Dave Griffiths wrote:
On Mon, 04 Apr 2005 18:01:02 +0200, Pieter Palmers
wrote
the following links provide quite some info
regarding distortion,
clipping and DC offsets:
http://sound.westhost.com/clipping.htm
http://sound.westhost.com/tweeters.htm
interesting articles
My recommendations:
- Be sure to do a decent sound-check: have a full-scale piece of
music ready for the PA engineer to set the PA desk incoming level,
and be sure not to change your volume when soundcheck is done. -
Adapt the dynamic range of your music to the live enviroment, e.g.
by using a compressor plugin just before the soundcard output.
so it isn't so much of a software problem, but rather the responsibility of
the artist to keep the dynamic range down, and the sound engineer to set the
levels sensibly?
Indeed. But the sound engineer can't do miracles. The problem with
computer music is that the engineer has very little knobs to turn. It's
all coming in on one channel, so no freedom at all.
I, as a hobby-PA engineer, have the impression that a lot of computer
musicians don't realize that live work is different from studio work.
But maybe it's the same way around for studio engineers and live bands?
Also in some musical genres the gap between live and studio is larger
than in others.
it's interesting though, as a lot of performers who
use computers eschew the
soundcheck these days, thinking just a line test, or just plugging in and
setting the volume, is enough.
That was the case at the gig I was talking about.
Basically the soundcheck is a lot easier for a computer (almost no
freedom), but it stays important to set the levels right.
so, would it be a good idea to purchase a small
compressor, if using homemade
analogue synths, or even software capable of producing nasty signals?

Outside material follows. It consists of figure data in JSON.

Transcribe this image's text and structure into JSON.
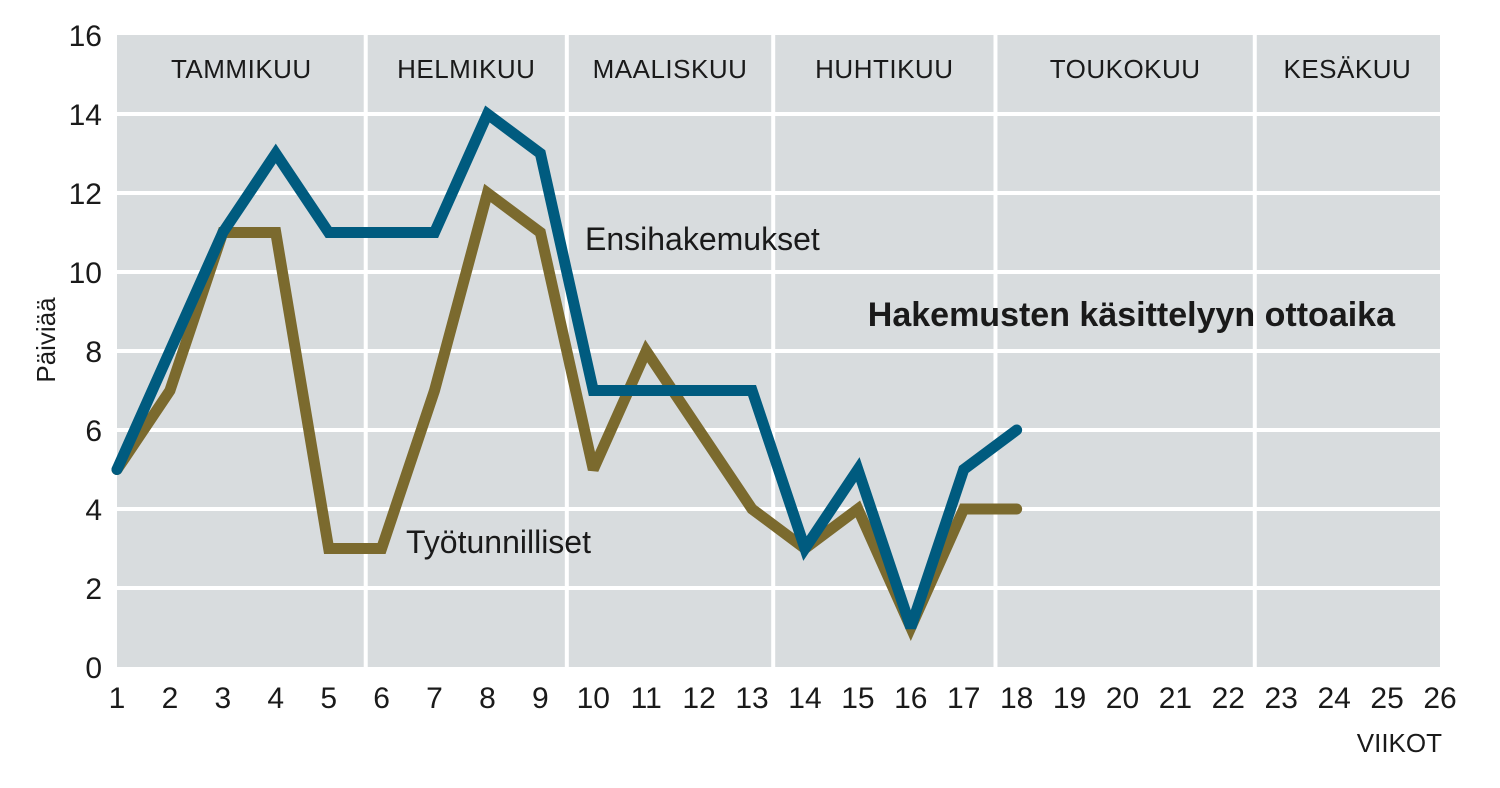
{
  "chart_data": {
    "type": "line",
    "title": "Hakemusten käsittelyyn ottoaika",
    "xlabel": "VIIKOT",
    "ylabel": "Päiviää",
    "xlim": [
      1,
      26
    ],
    "ylim": [
      0,
      16
    ],
    "x_ticks": [
      1,
      2,
      3,
      4,
      5,
      6,
      7,
      8,
      9,
      10,
      11,
      12,
      13,
      14,
      15,
      16,
      17,
      18,
      19,
      20,
      21,
      22,
      23,
      24,
      25,
      26
    ],
    "y_ticks": [
      0,
      2,
      4,
      6,
      8,
      10,
      12,
      14,
      16
    ],
    "grid": true,
    "months": [
      {
        "label": "TAMMIKUU",
        "start": 1,
        "end": 5.7
      },
      {
        "label": "HELMIKUU",
        "start": 5.7,
        "end": 9.5
      },
      {
        "label": "MAALISKUU",
        "start": 9.5,
        "end": 13.4
      },
      {
        "label": "HUHTIKUU",
        "start": 13.4,
        "end": 17.6
      },
      {
        "label": "TOUKOKUU",
        "start": 17.6,
        "end": 22.5
      },
      {
        "label": "KESÄKUU",
        "start": 22.5,
        "end": 26
      }
    ],
    "series": [
      {
        "name": "Ensihakemukset",
        "color": "#005b7f",
        "x": [
          1,
          2,
          3,
          4,
          5,
          6,
          7,
          8,
          9,
          10,
          11,
          12,
          13,
          14,
          15,
          16,
          17,
          18
        ],
        "values": [
          5,
          8,
          11,
          13,
          11,
          11,
          11,
          14,
          13,
          7,
          7,
          7,
          7,
          3,
          5,
          1,
          5,
          6
        ]
      },
      {
        "name": "Työtunnilliset",
        "color": "#7b6a2e",
        "x": [
          1,
          2,
          3,
          4,
          5,
          6,
          7,
          8,
          9,
          10,
          11,
          12,
          13,
          14,
          15,
          16,
          17,
          18
        ],
        "values": [
          5,
          7,
          11,
          11,
          3,
          3,
          7,
          12,
          11,
          5,
          8,
          6,
          4,
          3,
          4,
          1,
          4,
          4
        ]
      }
    ],
    "colors": {
      "plot_bg": "#d8dcde",
      "grid": "#ffffff"
    }
  }
}
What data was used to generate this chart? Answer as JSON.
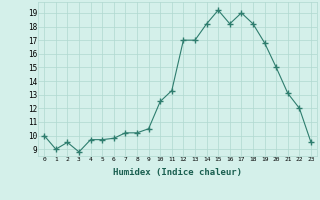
{
  "x": [
    0,
    1,
    2,
    3,
    4,
    5,
    6,
    7,
    8,
    9,
    10,
    11,
    12,
    13,
    14,
    15,
    16,
    17,
    18,
    19,
    20,
    21,
    22,
    23
  ],
  "y": [
    10.0,
    9.0,
    9.5,
    8.8,
    9.7,
    9.7,
    9.8,
    10.2,
    10.2,
    10.5,
    12.5,
    13.3,
    17.0,
    17.0,
    18.2,
    19.2,
    18.2,
    19.0,
    18.2,
    16.8,
    15.0,
    13.1,
    12.0,
    9.5
  ],
  "line_color": "#2e7d6e",
  "marker": "+",
  "marker_size": 4,
  "bg_color": "#d4f0ea",
  "grid_color": "#b0d8d0",
  "xlabel": "Humidex (Indice chaleur)",
  "ylabel_ticks": [
    9,
    10,
    11,
    12,
    13,
    14,
    15,
    16,
    17,
    18,
    19
  ],
  "ylim": [
    8.5,
    19.8
  ],
  "xlim": [
    -0.5,
    23.5
  ]
}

If you're using homemade analog synths, I would recommend the use of
decent filters (a subsonic for <25Hz and a lowpass for >20kHz) after
this synth. Maybe the easiest solution would be to put an equaliser
behind it. They tend to incorporate both a subsonic and a lowpass filter
on top of their graphic eq.
But for me the bottom line is: if the sound kills PA speakers, it will
certainly damage your ears. So be carefull what you're doing.